A simple Worker that drops traffic from the disclosed GPTBot IP ranges might look like this:

// array of the 126 hosts produced from disclosed ranges
const OPEN_AI_IP_HOSTS = [
  ...
]

export default {
  async fetch(request) {

    // get the IP address of the incoming request
    const INCOMING_IP = request.headers.get('cf-connecting-ip');

    // if the IP address is in the disclosed ranges, return a 403
    if (OPEN_AI_IP_HOSTS.includes(INCOMING_IP)) {
      return new Response(null, { status: 403 });
    }

    // otherwise, return a 200 and some text
    return new Response('Rage against the machine!', { status: 200 });
  },
};

Obviously there are all sorts of ways that traffic can be filtered with Cloudflare, not to mention their simple Firewall Rules feature.

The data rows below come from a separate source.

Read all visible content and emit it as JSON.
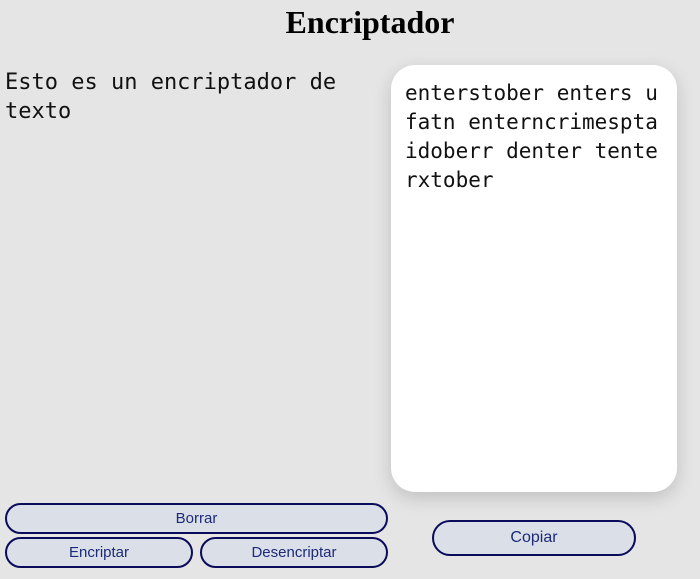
{
  "header": {
    "title": "Encriptador"
  },
  "input": {
    "value": "Esto es un encriptador de texto"
  },
  "output": {
    "text": "enterstober enters ufatn enterncrimesptaidoberr denter tenterxtober"
  },
  "buttons": {
    "borrar": "Borrar",
    "encriptar": "Encriptar",
    "desencriptar": "Desencriptar",
    "copiar": "Copiar"
  },
  "colors": {
    "background": "#e5e5e5",
    "button_fill": "#dadfe8",
    "button_border": "#0b0b5c",
    "button_text": "#1d2a7a",
    "panel": "#ffffff"
  }
}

People also use Cloudflare Pages to host static sites (like this website!). There is a Workers-like capability that Pages users can use, though it takes a bit of adapting to make a Worker function run in Pages. Pages Functions run before serving the static site, so it's a super handy way of creating your own software-defined firewall for your static site.

To do this, you would need to create a functions directory in your Pages project, and then create a file called _middleware.js in that directory. The function code for _middleware.js would look something like this:

// array of the 126 hosts produced from disclosed ranges
const OPEN_AI_IP_HOSTS = [
  ...
]

export async function onRequest(context) {

  const request = context.request

  // get the IP address of the incoming request
  const INCOMING_IP = request.headers.get('cf-connecting-ip');

   // if the IP address is in the disclosed ranges, return a 403
  if (OPEN_AI_IP_HOSTS.includes(INCOMING_IP)) {
    return new Response(null, { status: 403 });
  }
  
  // continue to serve the static site
  return await context.next()
  
}

Say we wanted to block on user agent instead. We could do something similar to the code above, but capture the incoming user agent:

const INCOMING_UA = request.headers.get('user-agent');

From there we would probably look for the string GPTBot in the user agent, and if it's present, return a 403. Same thing for JA3:

const INCOMING_JA3 = request.cf.botManagement.ja3Hash

These methods can even be layered and priortized, so that if one method fails, the next one is tried.

Conclusion

We didn't really get into the "why?" in this post, and that's because it's up to you to decide how your data gets used. I mean hey, why stop at GPTBot? We can use this same method to block traffic from any IP range, user agent, or JA3 fingerprint. We can even use this method to block traffic from any ASN or ASO. We might need to get creative as it seems everyone is collecting all sorts of junk from the web in order to train their large language models!

Let me know if this pointed you in the right direction in your own research.

PostScript: Thanks to the folks at GreyNoise and their support for the research community!